Dear Editor,
Accurate evaluation of tumor response after neoadjuvant chemoradiotherapy (nCRT) is pivotal in managing locally advanced rectal cancer. Identifying patients who achieve a pathological complete response (pCR) enables the implementation of organ-preserving strategies such as watch and wait, thereby reducing morbidity and improving quality of life. Because pCR is linked to survival and lower recurrence, precise prediction is essential. However, conventional tools, such as clinical examination, endoscopy, and magnetic resonance imaging (MRI), show limited sensitivity and considerable interobserver variation, and optimized MRI fails to distinguish clinical from true pCR, complicating surgical decision-making.1, 2
Radiomics offers a promising solution by extracting quantitative MRI-based features that yield biomarkers of tumor heterogeneity and treatment-related change. Machine learning analyzes these data, detecting texture, entropy, or morphologic patterns suggestive of residual disease, fibrosis, or necrosis. Such biomarkers refine the distinction between clinical and pathological response, although standardized methods and prospective validation remain prerequisites for clinical adoption.3, 4
Evidence for radiomics is expanding rapidly. A recent meta-analysis encompassing over 10,000 patients across 35 studies reported a pooled area under the curve of approximately 0.87 for predicting pCR, highlighting promising potential but also marked heterogeneity among included datasets.5 Bourbonne et al.6 synthesized multicenter evidence supporting multiparametric MRI radiomics, and Feng et al.7 developed a multicenter radio-pathomics model, externally and prospectively validated, demonstrating strong discrimination and careful calibration. El Homsi et al.2 reported high-performance models incorporating deep learning within MRI radiomics. Crimì et al.3 confirmed the added value of diffusion-weighted imaging, whereas Wang et al.4 suggested that preprocessing variations may have only limited impact on predictive performance. Collectively, these studies underscore both the promise and the fragility of current approaches.
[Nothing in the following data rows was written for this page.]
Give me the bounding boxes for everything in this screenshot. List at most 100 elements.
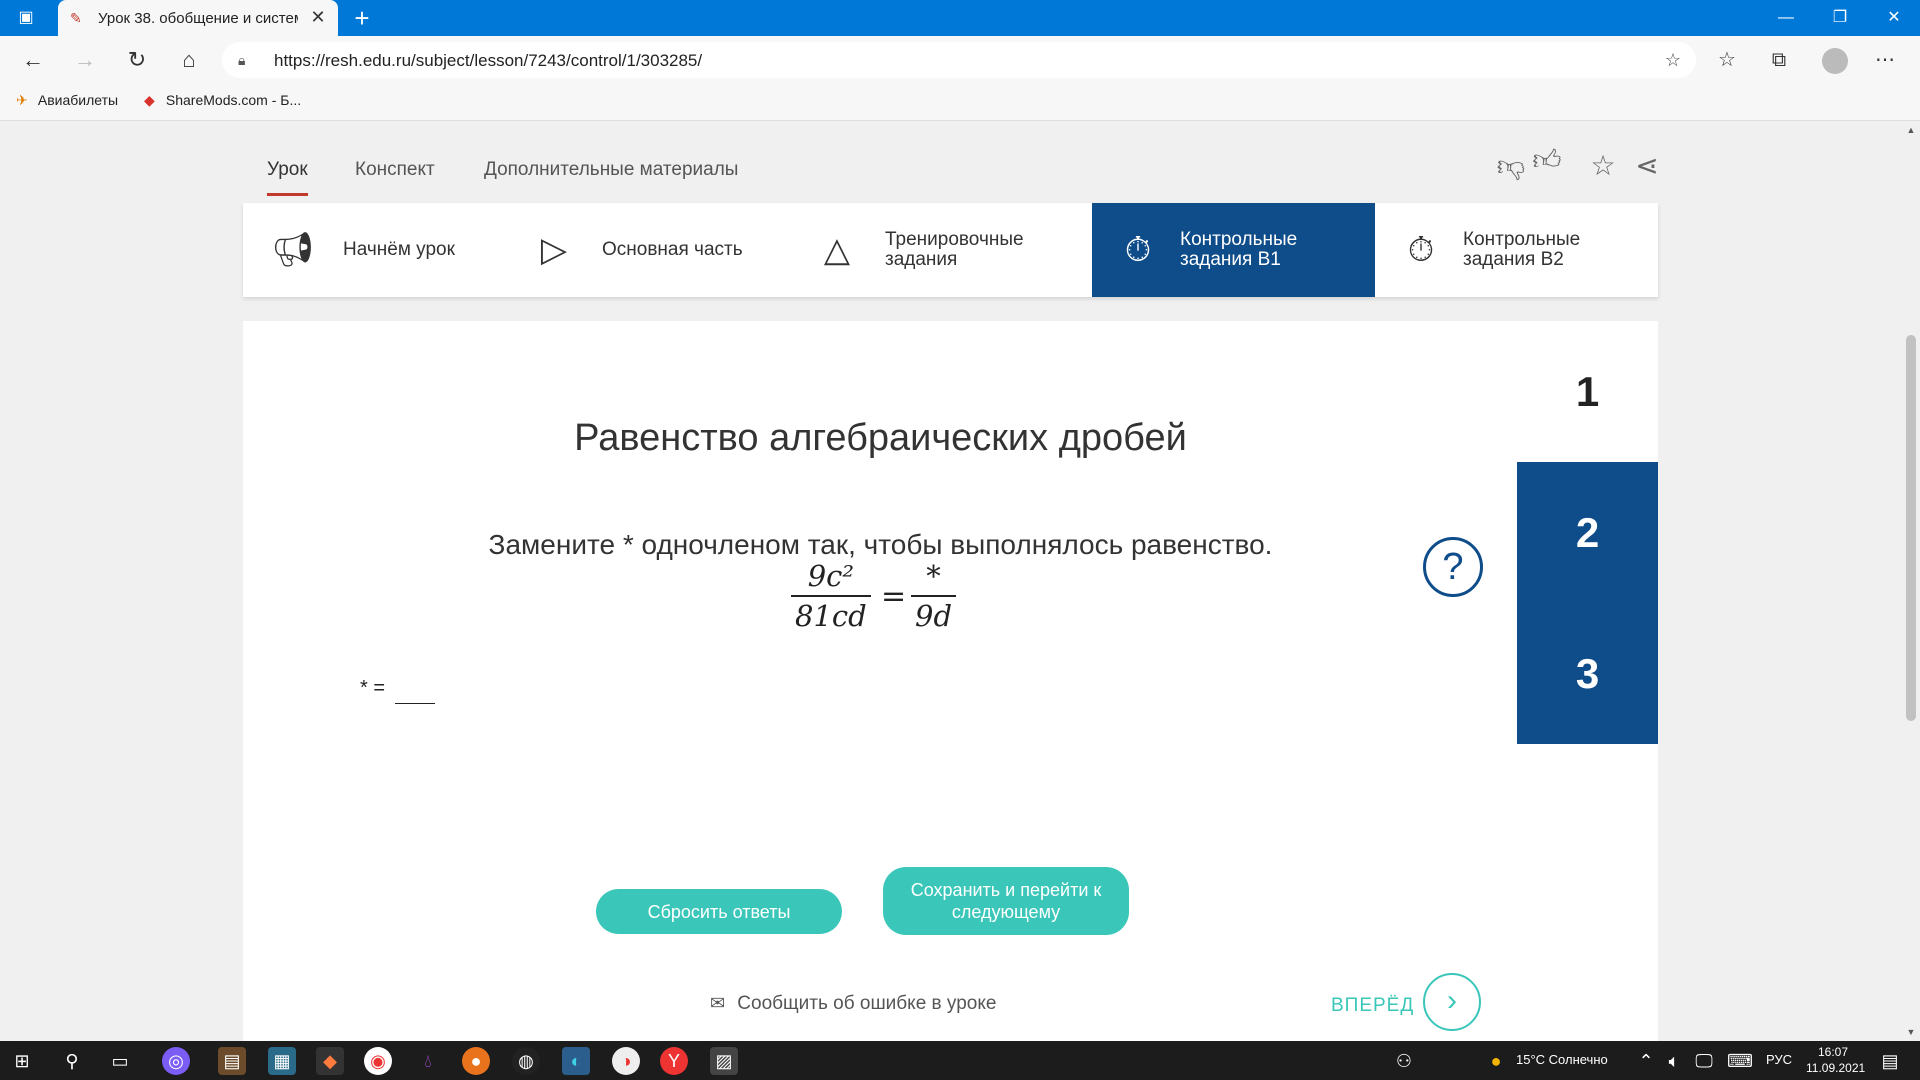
step-label: Начнём урок [343,239,455,260]
task-number-1[interactable]: 1 [1517,321,1658,462]
url-bar[interactable]: 🔒︎ https://resh.edu.ru/subject/lesson/72… [222,42,1696,78]
step-main-part[interactable]: ▷ Основная часть [526,203,809,297]
scroll-down-arrow-icon[interactable]: ▼ [1906,1027,1916,1037]
left-numerator: 9c² [807,559,855,593]
like-icon[interactable]: 👍︎ [1530,143,1564,177]
add-favorite-icon[interactable]: ☆ [1662,49,1684,71]
forward-nav-button[interactable]: → [70,46,100,74]
airplane-icon: ✈ [16,92,28,108]
volume-icon[interactable]: 🔈︎ [1660,1047,1688,1075]
left-denominator: 81cd [795,599,867,633]
left-fraction: 9c² 81cd [791,559,871,633]
app-icon-5[interactable]: ◑ [612,1047,640,1075]
notifications-icon[interactable]: ▤ [1876,1047,1904,1075]
step-start-lesson[interactable]: 📢︎ Начнём урок [243,203,526,297]
more-menu-icon[interactable]: ⋯ [1870,46,1900,74]
app-icon-4[interactable]: ◍ [512,1047,540,1075]
drop-app-icon[interactable]: 💧︎ [414,1047,442,1075]
jetbrains-icon[interactable]: ◆ [316,1047,344,1075]
star-icon[interactable]: ☆ [1586,149,1620,183]
right-fraction: * 9d [911,559,957,633]
step-control-b1[interactable]: ⏱︎ Контрольные задания В1 [1092,203,1375,297]
close-icon[interactable]: ✕ [308,7,328,27]
bookmarks-bar: ✈ Авиабилеты ◆ ShareMods.com - Б... [0,84,1920,121]
browser-tab[interactable]: ✎ Урок 38. обобщение и система ✕ [58,0,338,36]
step-label: Основная часть [602,239,743,260]
network-icon[interactable]: 🖵︎ [1690,1047,1718,1075]
profile-avatar[interactable] [1822,48,1848,74]
lock-icon[interactable]: 🔒︎ [238,51,256,69]
megaphone-icon: 📢︎ [271,231,315,269]
play-icon: ▷ [540,231,568,269]
bookmark-item[interactable]: ◆ ShareMods.com - Б... [144,92,301,109]
chrome-icon[interactable]: ◉ [364,1047,392,1075]
scroll-up-arrow-icon[interactable]: ▲ [1906,125,1916,135]
reset-answers-button[interactable]: Сбросить ответы [596,889,842,934]
report-error-link[interactable]: ✉ Сообщить об ошибке в уроке [710,993,996,1015]
task-card: Равенство алгебраических дробей Замените… [243,321,1658,1041]
window-close-button[interactable]: ✕ [1866,0,1920,36]
stopwatch-icon: ⏱︎ [1124,231,1152,269]
app-icon-2[interactable]: ▦ [268,1047,296,1075]
app-icon-6[interactable]: ▨ [710,1047,738,1075]
save-next-button[interactable]: Сохранить и перейти к следующему [883,867,1129,935]
restore-button[interactable]: ❐ [1812,0,1868,36]
yandex-icon[interactable]: Y [660,1047,688,1075]
bookmark-label: Авиабилеты [37,92,119,108]
clock[interactable]: 16:07 11.09.2021 [1806,1044,1866,1076]
equals-sign: = [881,579,907,614]
browser-titlebar: ▣ ✎ Урок 38. обобщение и система ✕ + — ❐… [0,0,1920,36]
page-viewport: Урок Конспект Дополнительные материалы 👎… [0,121,1902,1041]
step-label: Контрольные задания В1 [1180,229,1298,270]
refresh-button[interactable]: ↻ [122,46,152,74]
scroll-thumb[interactable] [1906,335,1916,721]
tab-favicon-icon: ✎ [70,10,82,26]
favorites-icon[interactable]: ☆ [1712,46,1742,74]
weather-text[interactable]: 15°C Солнечно [1516,1052,1608,1067]
tab-lesson[interactable]: Урок [267,159,308,196]
sharemods-icon: ◆ [144,92,155,108]
forward-arrow-button[interactable]: › [1423,973,1481,1031]
new-tab-button[interactable]: + [348,4,376,32]
help-icon[interactable]: ? [1423,537,1483,597]
tray-chevron-icon[interactable]: ⌃ [1632,1047,1660,1075]
keyboard-icon[interactable]: ⌨ [1726,1047,1754,1075]
lesson-steps-nav: 📢︎ Начнём урок ▷ Основная часть △ Тренир… [243,203,1658,297]
bookmark-item[interactable]: ✈ Авиабилеты [16,92,118,109]
right-numerator: * [926,559,941,593]
home-button[interactable]: ⌂ [174,46,204,74]
dislike-icon[interactable]: 👎︎ [1494,149,1528,183]
clock-date: 11.09.2021 [1806,1061,1866,1075]
minimize-button[interactable]: — [1758,0,1814,36]
mail-icon: ✉ [710,993,726,1013]
windows-start-icon[interactable]: ⊞ [8,1047,36,1075]
tab-additional-materials[interactable]: Дополнительные материалы [484,159,738,193]
share-icon[interactable]: ⋖ [1630,149,1664,183]
app-icon-3[interactable]: ● [462,1047,490,1075]
step-label: Тренировочные задания [885,229,1024,270]
forward-label[interactable]: ВПЕРЁД [1331,995,1414,1017]
tab-actions-icon[interactable]: ▣ [16,8,36,28]
tab-summary[interactable]: Конспект [355,159,435,193]
url-text[interactable]: https://resh.edu.ru/subject/lesson/7243/… [274,51,702,71]
task-view-icon[interactable]: ▭ [106,1047,134,1075]
app-icon-1[interactable]: ▤ [218,1047,246,1075]
step-training-tasks[interactable]: △ Тренировочные задания [809,203,1092,297]
back-button[interactable]: ← [18,46,48,74]
step-label: Контрольные задания В2 [1463,229,1581,270]
search-icon[interactable]: ⚲ [58,1047,86,1075]
collections-icon[interactable]: ⧉ [1764,46,1794,74]
page-scrollbar[interactable]: ▲ ▼ [1902,121,1920,1041]
fraction-bar [791,595,871,597]
task-number-2[interactable]: 2 [1517,462,1658,603]
language-indicator[interactable]: РУС [1766,1052,1792,1067]
people-icon[interactable]: ⚇ [1390,1047,1418,1075]
stopwatch-icon: ⏱︎ [1407,231,1435,269]
task-number-3[interactable]: 3 [1517,603,1658,744]
step-control-b2[interactable]: ⏱︎ Контрольные задания В2 [1375,203,1658,297]
alice-icon[interactable]: ◎ [162,1047,190,1075]
edge-icon[interactable]: ◐ [562,1047,590,1075]
tab-title: Урок 38. обобщение и система [98,10,298,27]
report-error-label: Сообщить об ошибке в уроке [737,993,997,1014]
answer-input[interactable] [395,679,435,704]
Post-treatment imaging has also been investigated. Lee et al.8 demonstrated that post-nCRT T2 radiomics correlated with tumor regression grade, guiding non-operative selection. Meng et al.9 built a multi-sequence multi-regional model for lymph node metastasis, complementing risk stratification, and Peng introduced spatiotemporal radiomics to refine surgical timing.10
Despite encouraging progress, substantial barriers remain. The absence of standardized imaging protocols, consistent segmentation techniques, and unified feature extraction pipelines continues to limit reproducibility across institutions. Although frameworks such as the Transparent Reporting of a multivariable prediction model for Individual Prognosis or Diagnosis - Artificial Intelligence (AI), the Radiomics Quality Score, and the Checklist for AI in Medical Imaging have been developed to promote methodological transparency and standardization, adherence remains inconsistent. Most published studies are retrospective, single-center, and statistically underpowered for regulatory assessment. Interpretability also poses a challenge, as many algorithms operate as “black boxes,” reducing clinicians confidence in their practical reliability. Early research by He and El Homsi suggests that temporal radiomics and explainable AI techniques, including attention mapping and feature saliency analyses, may enhance trust, yet these approaches remain underutilized. The principal obstacles to clinical translation involve the lack of standardized acquisition protocols, reproducible segmentation workflows, and harmonized feature extraction methods across centers. Effective clinical integration will ultimately depend on access to advanced imaging, reliable segmentation, automated analysis pipelines, and user-friendly interfaces embedded within routine healthcare systems.
From a surgical perspective, radiomics should augment decision-making rather than replace expertise. By providing objective biomarkers, these tools can refine surgical timing, tailor resections, and support non-operative strategies in selected patients. Future uses may include intraoperative navigation, integration with genomics and pathology, and personalized simulation platforms. Translation to clinical practice will depend less on algorithmic novelty than on rigorous validation, transparent reporting, and multidisciplinary integration. Radiomics-based AI is not a substitute for surgical judgment but a pathway toward more precise, individualized, and patient-centered rectal cancer management. The convergence of radiomics-based AI with digital pathology, molecular profiling, and intraoperative imaging may redefine precision surgery by transforming tumor assessment from static imaging into a dynamic understanding of disease biology. For surgeons, these advances offer a chance to shape future decision-making through data-driven, cross-disciplinary collaboration.